Şöyle ciğerime ciğerime sık diyesi..
Tamamen doğalmış.. Bitkiselmiş.. Bakan, hiçbir zararı yok, diyor.. Ne genleriyle oynanmış, ne katkı maddesi konulmuş.. GDOlu mısır gibi, GDOlu buğday gibi değil..
insan sağlığına onlar kadar zararı yok..
Hiç yok!!
Bakan, biber gazını TSEye yollasa anında helal belgesi alır.. Çünkü doğal.. Bu belge son yıllarda önem kazandı.. Bütün firmalar kuyrukta ürünlerine helal belgesi almak için uğraşıyor..
Bu hem islam ülkelerine ihracatı artırıyor..
Hem Müslümanlara karşı kullanılmasını kolaylaştırıyor..

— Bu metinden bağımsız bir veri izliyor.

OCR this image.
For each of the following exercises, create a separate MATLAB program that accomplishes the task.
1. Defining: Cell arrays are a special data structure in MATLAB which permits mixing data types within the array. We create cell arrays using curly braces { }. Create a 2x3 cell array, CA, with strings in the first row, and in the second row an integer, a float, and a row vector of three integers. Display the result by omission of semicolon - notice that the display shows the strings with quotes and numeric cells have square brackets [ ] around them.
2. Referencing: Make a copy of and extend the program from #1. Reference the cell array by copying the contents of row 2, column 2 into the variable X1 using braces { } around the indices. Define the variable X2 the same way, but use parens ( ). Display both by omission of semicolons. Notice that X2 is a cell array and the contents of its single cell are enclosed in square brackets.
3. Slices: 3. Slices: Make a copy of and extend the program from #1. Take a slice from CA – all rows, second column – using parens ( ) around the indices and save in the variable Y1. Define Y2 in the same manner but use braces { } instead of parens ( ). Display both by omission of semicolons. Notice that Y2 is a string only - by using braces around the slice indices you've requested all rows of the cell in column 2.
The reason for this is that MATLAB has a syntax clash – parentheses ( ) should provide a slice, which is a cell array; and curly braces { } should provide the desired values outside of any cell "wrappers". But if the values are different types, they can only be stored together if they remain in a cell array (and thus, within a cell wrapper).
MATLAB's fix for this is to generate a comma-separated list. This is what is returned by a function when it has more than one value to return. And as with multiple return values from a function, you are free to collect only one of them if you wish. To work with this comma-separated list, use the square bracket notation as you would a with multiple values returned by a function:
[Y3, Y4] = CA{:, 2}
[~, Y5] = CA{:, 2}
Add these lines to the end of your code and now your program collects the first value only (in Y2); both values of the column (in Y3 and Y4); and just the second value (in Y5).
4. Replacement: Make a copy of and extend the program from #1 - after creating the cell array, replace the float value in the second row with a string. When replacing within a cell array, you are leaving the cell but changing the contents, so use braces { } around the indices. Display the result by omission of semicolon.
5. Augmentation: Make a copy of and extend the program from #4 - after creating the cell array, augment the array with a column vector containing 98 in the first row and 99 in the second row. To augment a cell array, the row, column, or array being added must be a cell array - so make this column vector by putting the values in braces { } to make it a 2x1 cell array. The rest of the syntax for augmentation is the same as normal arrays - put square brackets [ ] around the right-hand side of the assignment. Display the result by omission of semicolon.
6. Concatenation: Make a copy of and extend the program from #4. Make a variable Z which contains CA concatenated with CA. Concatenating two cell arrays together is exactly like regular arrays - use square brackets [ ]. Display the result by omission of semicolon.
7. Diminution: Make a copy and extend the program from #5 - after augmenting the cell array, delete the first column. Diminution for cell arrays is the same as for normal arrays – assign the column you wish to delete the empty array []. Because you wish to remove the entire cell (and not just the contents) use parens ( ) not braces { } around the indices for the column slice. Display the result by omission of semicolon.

Bakanlık bu belgeyi alsa, kullanan polislerin de içi rahat eder.. Müslümanlara karşı rahat rahat sıkarlar.. itiraz edene helal belgesini gösterirler..
*
Bakan, gerine gerine biber gazını överken, gaz yüzünden ölen kimsenin olmadığını da söylemiş.. Gaz masummuş!..
Yalovada ölen genç!..
Hani kavgayı ayırmaya giden astım hastası genç biber gazından etkilenip hastanelik olmuştu..
Anında beyni ölmüştü ya..
O..
Bakan o genci saymıyor..
Niye mi?
Şundan.. Biber gazı sıkıldıktan sonra, sıkmayın astımım var, demiş!
Yani baştan söyleyecekmiş!.
Elinizi vicdanınıza koyun söyleyin.. itiş kakış çıkmış, polis elini gaza atmış, içlerinden biri bağırıyor; Sıkma astımım var..
Polis duyar mı? Duysa da aldırır mı?
Yemezler, deyip sıkmaz mı?
Sıkar çünkü doğal!..
* Helal belgesinin şöyle bir yararı olacak, hiç olmazsa ölenler helalinden ölmüş olacak.